Overall, the impression is that an internet-connected console is a complication hospitals don’t need. When you’re managing a lending library of consoles and games, ease of use is a major factor and extra steps are the enemy. It’s better to have something that can just plug in and play.

Cloud-Based Games Will Still Be A Problem

Yesterday Microsoft took a laudable step toward repairing consumer trust, but it doesn’t mean soldiers and children’s hospitals will be able to play every game on the Xbox One. While online check-ins are gone, relying on cloud-based computing could still make some games unplayable – even in single player – unless you have a steady connection. Sailors aboard an aircraft carrier or teens in the hospital may not be able to play Titanfall, for instance, since it offloads to remote servers. One hopes that Microsoft plans to label these cloud-based games clearly in order to avoid confusion, as they do with games that require Kinect.
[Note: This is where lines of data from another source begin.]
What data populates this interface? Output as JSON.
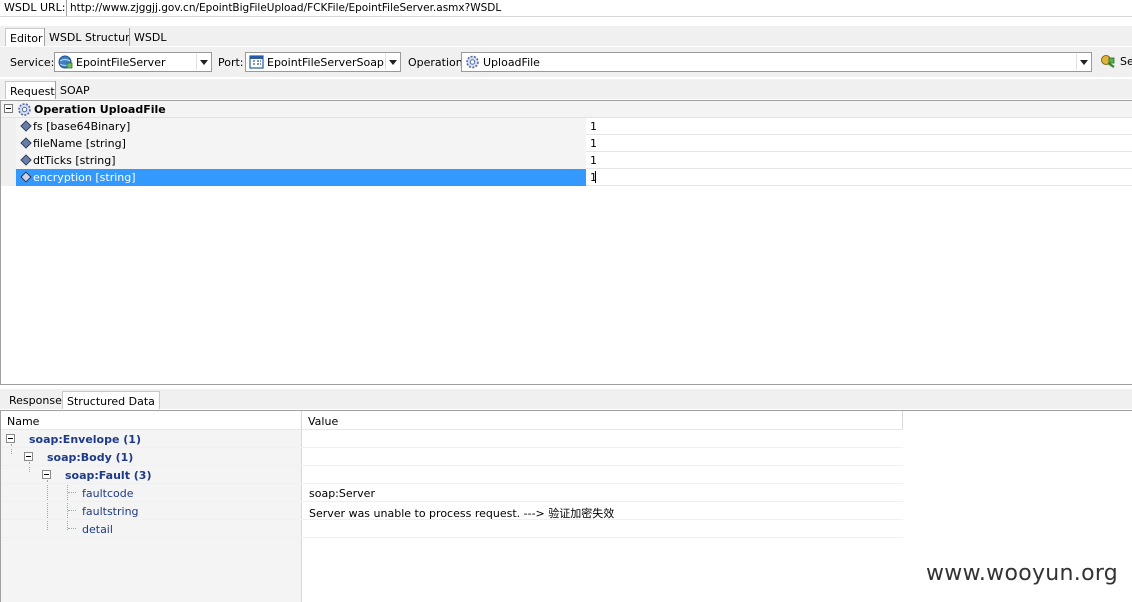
{
  "wsdl": {
    "label": "WSDL URL:",
    "url": "http://www.zjggjj.gov.cn/EpointBigFileUpload/FCKFile/EpointFileServer.asmx?WSDL"
  },
  "editor_tabs": [
    {
      "label": "Editor",
      "active": true
    },
    {
      "label": "WSDL Structure",
      "active": false
    },
    {
      "label": "WSDL",
      "active": false
    }
  ],
  "toolbar": {
    "service_label": "Service:",
    "service_value": "EpointFileServer",
    "port_label": "Port:",
    "port_value": "EpointFileServerSoap",
    "operation_label": "Operation:",
    "operation_value": "UploadFile",
    "send_label": "Se"
  },
  "request_tabs": [
    {
      "label": "Request",
      "active": true
    },
    {
      "label": "SOAP",
      "active": false
    }
  ],
  "operation": {
    "title": "Operation UploadFile",
    "params": [
      {
        "name": "fs [base64Binary]",
        "value": "1",
        "selected": false
      },
      {
        "name": "fileName [string]",
        "value": "1",
        "selected": false
      },
      {
        "name": "dtTicks [string]",
        "value": "1",
        "selected": false
      },
      {
        "name": "encryption [string]",
        "value": "1",
        "selected": true
      }
    ]
  },
  "response_tabs": [
    {
      "label": "Response",
      "active": false
    },
    {
      "label": "Structured Data",
      "active": true
    }
  ],
  "response": {
    "col_name": "Name",
    "col_value": "Value",
    "rows": [
      {
        "name": "soap:Envelope (1)",
        "value": "",
        "bold": true,
        "level": 0,
        "expandable": true
      },
      {
        "name": "soap:Body (1)",
        "value": "",
        "bold": true,
        "level": 1,
        "expandable": true
      },
      {
        "name": "soap:Fault (3)",
        "value": "",
        "bold": true,
        "level": 2,
        "expandable": true
      },
      {
        "name": "faultcode",
        "value": "soap:Server",
        "bold": false,
        "level": 3,
        "expandable": false
      },
      {
        "name": "faultstring",
        "value": "Server was unable to process request. ---> 验证加密失效",
        "bold": false,
        "level": 3,
        "expandable": false
      },
      {
        "name": "detail",
        "value": "",
        "bold": false,
        "level": 3,
        "expandable": false
      }
    ]
  },
  "watermark": "www.wooyun.org",
  "icons": {
    "service": "service-globe-icon",
    "port": "port-grid-icon",
    "operation": "gear-icon",
    "send": "send-icon",
    "param": "diamond-icon"
  }
}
The question also becomes whether cloud-based games will completely dominate the console, or whether there will be enough offline titles to justify the purchase. When game developers get a new tool they’re generally tempted to use it, and if cloud gaming is the future – as Microsoft seems to believe – we’ve only delayed the problem. Some developers will no doubt prove hesitant to embrace the cloud because it complicates multi-platform development, but we may still see a gradual phasing-out of offline games. It’s important to remember that Microsoft envisioned Xbox One as a gateway drug for the digital marketplace, something that would accept disks but was capable of switching to downloadable titles down the road. It’s a smart strategy that gives the console a longer shelf life and makes it more flexible in the long term, but it also makes it possible for Microsoft to sneak its torpedoed policies in through the back door.

Gaming Beyond the Living Room

When it revealed the Xbox One, Microsoft kept repeating how they wanted to “own the living room.” But with this narrow focus, they neglected to look beyond the living room, to the places where people take consoles specifically because they’re a means of escape.
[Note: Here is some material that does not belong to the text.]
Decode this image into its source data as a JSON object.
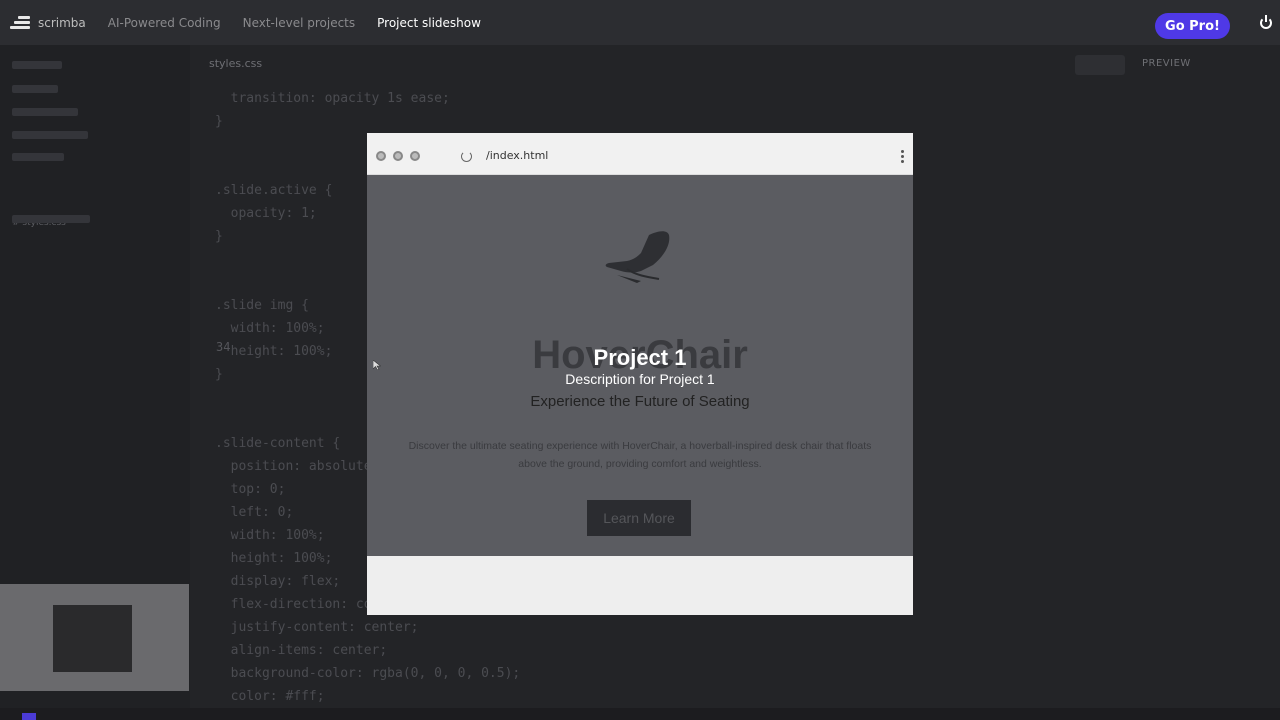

They forgot the Marine at Camp Leatherneck, putting in a round of Call of Duty: Ghosts before he hits the rack.

They forgot the submariners, racing cars under a thousand feet of water.

They forgot a hospitalized little girl, whose only bright moment in a day of blood draws and chemotherapy might be a few minutes with Fantasia: Music Evolved.

I applaud Microsoft for reversing their decision about region lock and online check-ins, since it allows these groups to continue playing. There’s no question it was a difficult choice and caused some loss of face, but I respect that Microsoft is willing to change, even if it took extreme pressure. New technology will always leave some people behind, but if those people are sick kids and deployed members of the military, you should probably rethink your system requirements.